Tandis qu’un conflit armé fait rage au Tigré, provoquant le déplacement de dizaines de milliers de personnes et fragilisant encore plus cette région pauvre du nord de l’Éthiopie, le partenaire du Secours populaire sur place, Family Service Association, déploie un programme d’aide dont le premier volet est une aide alimentaire. La solidarité est en route vers une trentaine de villages. Letti Hailu, présidente de FSA, témoigne.

Après que la guerre a officiellement pris fin au Tigré, les combats et les violences y font toujours rage des mois après. De nombreuses familles ont été contraintes de fuir leurs maisons. Mekele, mars 2021
Minasse Wondimu Hailu / Anadolu Agency / AFP

Le témoignage bouleversé de Letti Hailu, présidente de l’association FSA, partenaire éthiopien du Secours populaire, confirme les informations qui filtrent depuis bientôt cinq mois : la situation dans la région du Tigré est dramatique. Si la guerre qui y oppose le gouvernement fédéral du premier ministre Abiy Ahmed au sécessionniste Front de libération du peuple du Tigré (le FLPT) a officiellement pris fin début décembre, les combats se poursuivent et les populations civiles sont prises au piège d’une guérilla qui sévit principalement dans les campagnes. Les exactions commises à l’endroit des populations civiles tigréennes par l’armée éthiopienne, auxquelles s’ajoutent bientôt celles de l’armée érythréenne qui s’est invitée dans le conflit, se multiplient. La vie, pour les 6 millions d’habitants de cette région située à 700 kilomètres au nord de la capitale Addis-Abeba, est devenue impossible.

Une détresse insoutenable

Exécutions, champs brûlés, hôpitaux pillés, électricité coupée, réservoirs d’eau potable hors-service, routes impraticables, pénuries de produits alimentaires sur les marchés : le Tigré est coupé du monde et vit un tel enfer que plus d’un million de personnes ont fui leurs maisons[1],  60 000 d’entre elles ayant même quitté leur pays pour se réfugier au Soudan voisin. 
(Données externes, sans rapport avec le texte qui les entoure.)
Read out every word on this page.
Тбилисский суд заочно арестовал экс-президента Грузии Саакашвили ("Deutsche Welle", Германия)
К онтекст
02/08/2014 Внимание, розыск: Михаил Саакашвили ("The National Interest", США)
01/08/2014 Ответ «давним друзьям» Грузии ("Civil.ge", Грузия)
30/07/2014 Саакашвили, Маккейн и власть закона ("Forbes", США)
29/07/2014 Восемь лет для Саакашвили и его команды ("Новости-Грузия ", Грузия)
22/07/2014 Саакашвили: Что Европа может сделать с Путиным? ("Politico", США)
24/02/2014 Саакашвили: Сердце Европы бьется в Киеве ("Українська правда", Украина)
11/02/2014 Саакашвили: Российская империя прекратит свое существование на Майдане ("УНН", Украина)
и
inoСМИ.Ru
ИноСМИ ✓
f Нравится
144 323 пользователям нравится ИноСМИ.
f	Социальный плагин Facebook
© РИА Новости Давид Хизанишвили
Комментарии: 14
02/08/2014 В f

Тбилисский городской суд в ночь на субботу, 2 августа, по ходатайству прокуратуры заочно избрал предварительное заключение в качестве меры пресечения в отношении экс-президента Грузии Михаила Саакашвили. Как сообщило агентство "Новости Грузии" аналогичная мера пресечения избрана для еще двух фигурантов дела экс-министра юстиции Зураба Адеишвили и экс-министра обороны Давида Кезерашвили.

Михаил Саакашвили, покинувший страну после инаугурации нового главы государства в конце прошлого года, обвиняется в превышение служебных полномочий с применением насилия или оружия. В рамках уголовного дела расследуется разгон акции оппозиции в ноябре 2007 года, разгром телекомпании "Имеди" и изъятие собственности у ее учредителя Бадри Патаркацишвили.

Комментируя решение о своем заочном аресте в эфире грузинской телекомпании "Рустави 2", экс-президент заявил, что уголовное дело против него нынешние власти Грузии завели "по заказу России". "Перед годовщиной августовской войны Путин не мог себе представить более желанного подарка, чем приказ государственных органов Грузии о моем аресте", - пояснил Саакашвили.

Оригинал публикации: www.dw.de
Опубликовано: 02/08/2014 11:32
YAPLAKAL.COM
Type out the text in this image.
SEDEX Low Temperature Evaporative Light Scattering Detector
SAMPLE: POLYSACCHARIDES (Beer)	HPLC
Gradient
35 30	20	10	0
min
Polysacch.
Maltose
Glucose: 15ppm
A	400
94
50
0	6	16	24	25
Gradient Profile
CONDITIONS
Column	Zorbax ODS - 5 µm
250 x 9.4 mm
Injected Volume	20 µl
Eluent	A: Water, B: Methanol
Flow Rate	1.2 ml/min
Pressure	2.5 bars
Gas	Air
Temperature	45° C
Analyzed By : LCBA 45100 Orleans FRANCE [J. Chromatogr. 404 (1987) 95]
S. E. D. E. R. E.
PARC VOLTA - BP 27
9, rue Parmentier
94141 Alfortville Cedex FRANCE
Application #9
« Mais pour la plupart, elles se rendent dans les grandes villes de la région du Tigré : Aksoum, Mekele, Adwa, Adigrat et Shire, éclaire Letti. Ces personnes manquent de tout : d’un toit, de nourriture, de soins. Et elles font face à une grande insécurité. Je dois confesser que ce que j’ai vu au Tigré était bien au-delà de ce que j’aurais pu imaginer. J’ai visité un foyer et rencontré les femmes qui s’y étaient réfugiées après avoir subi la violence de soldats. Certaines ont été violées par 5 ou 6 hommes en même temps, d’autres ont été battues. J’ai vu, de mes yeux, leurs bras brisés. D’autres ont sombré dans la folie. Elles m’ont dit qu’une des femmes s’était suicidée quelques jours auparavant. J’ai vu, ce jour-là, une détresse insoutenable. »
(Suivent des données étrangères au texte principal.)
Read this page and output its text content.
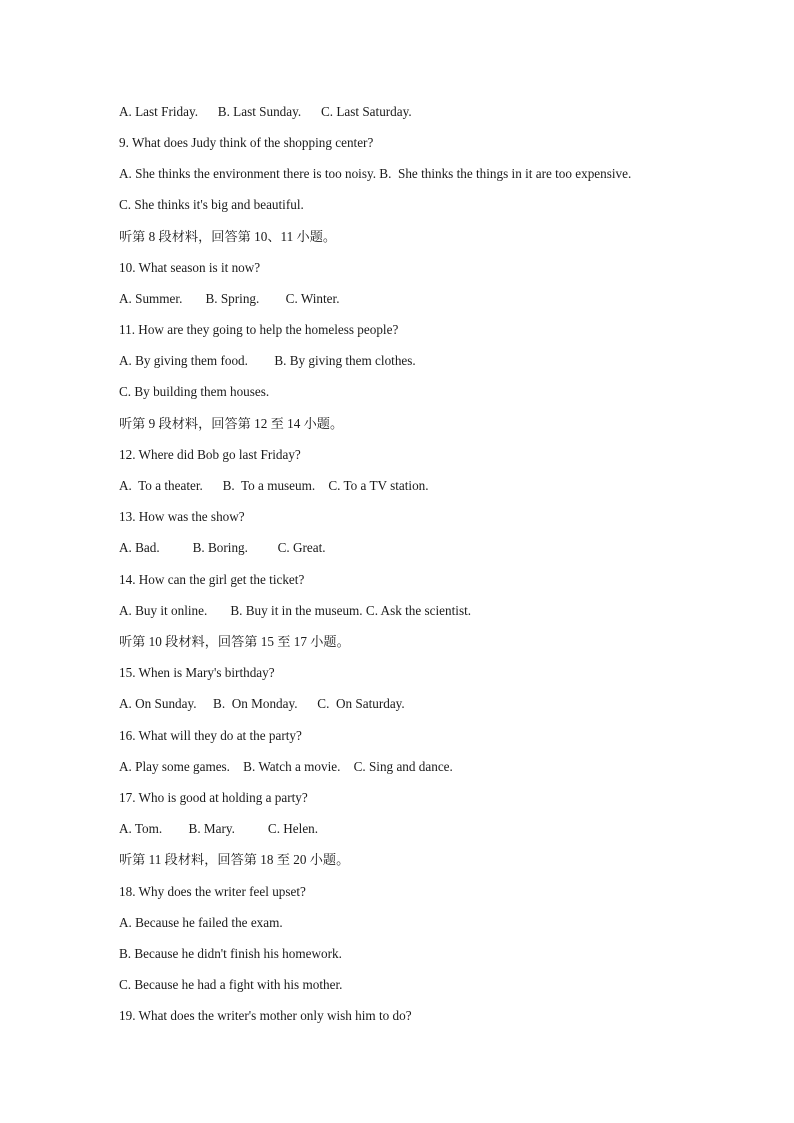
A. Last Friday.      B. Last Sunday.      C. Last Saturday.
9. What does Judy think of the shopping center?
A. She thinks the environment there is too noisy. B.  She thinks the things in it are too expensive.
C. She thinks it's big and beautiful.
听第 8 段材料，回答第 10、11 小题。
10. What season is it now?
A. Summer.       B. Spring.        C. Winter.
11. How are they going to help the homeless people?
A. By giving them food.        B. By giving them clothes.
C. By building them houses.
听第 9 段材料，回答第 12 至 14 小题。
12. Where did Bob go last Friday?
A.  To a theater.      B.  To a museum.    C. To a TV station.
13. How was the show?
A. Bad.          B. Boring.         C. Great.
14. How can the girl get the ticket?
A. Buy it online.       B. Buy it in the museum. C. Ask the scientist.
听第 10 段材料，回答第 15 至 17 小题。
15. When is Mary's birthday?
A. On Sunday.     B.  On Monday.      C.  On Saturday.
16. What will they do at the party?
A. Play some games.    B. Watch a movie.    C. Sing and dance.
17. Who is good at holding a party?
A. Tom.        B. Mary.          C. Helen.
听第 11 段材料，回答第 18 至 20 小题。
18. Why does the writer feel upset?
A. Because he failed the exam.
B. Because he didn't finish his homework.
C. Because he had a fight with his mother.
19. What does the writer's mother only wish him to do?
A l’exil, le dénuement et les violences s’ajoute un autre spectre, de mémoire particulièrement sinistre en Éthiopie : la faim. L’ONU estime qu’elle assaille environ 2, 5 millions de personnes au Tigré, un demi-million subissant déjà, avant que le conflit n’éclate, les affres de l’insécurité alimentaire. « Nous avons remarqué une augmentation de la malnutrition chez les enfants de moins de 5 ans », précise Saviano Abreu, porte-parole du Bureau de coordination des affaires humanitaires des Nations unies (OCHA). 

Tandis que la guerre éclatait, et que le pire s’annonçait dès l’automne 2020, l’équipe de FSA (Family Service Association) mit sur pied un programme d’aide alimentaire d’urgence pour les populations du Tigré, qu’elle soumit à son partenaire en France, le Secours populaire. Il aboutit à présent, après plus de trois mois de travail et de négociations avec les autorités, aux premiers jours du Printemps 2021 : « J’ai passé une dizaine de jours dans le Tigré, dans le nord de l’Éthiopie. A Mekele, j’ai rencontré les autorités afin de finaliser l’agrément qui nous permet de conduire notre projet d’urgence en direction des populations du Tigré oriental et, plus particulièrement, du district d’Irob. Nous avons pu obtenir toutes les autorisations et notre projet commence enfin », explique Letti, au lendemain de son retour, le 25 mars 2021, du bureau de l’association FSA à Addis-Abeba.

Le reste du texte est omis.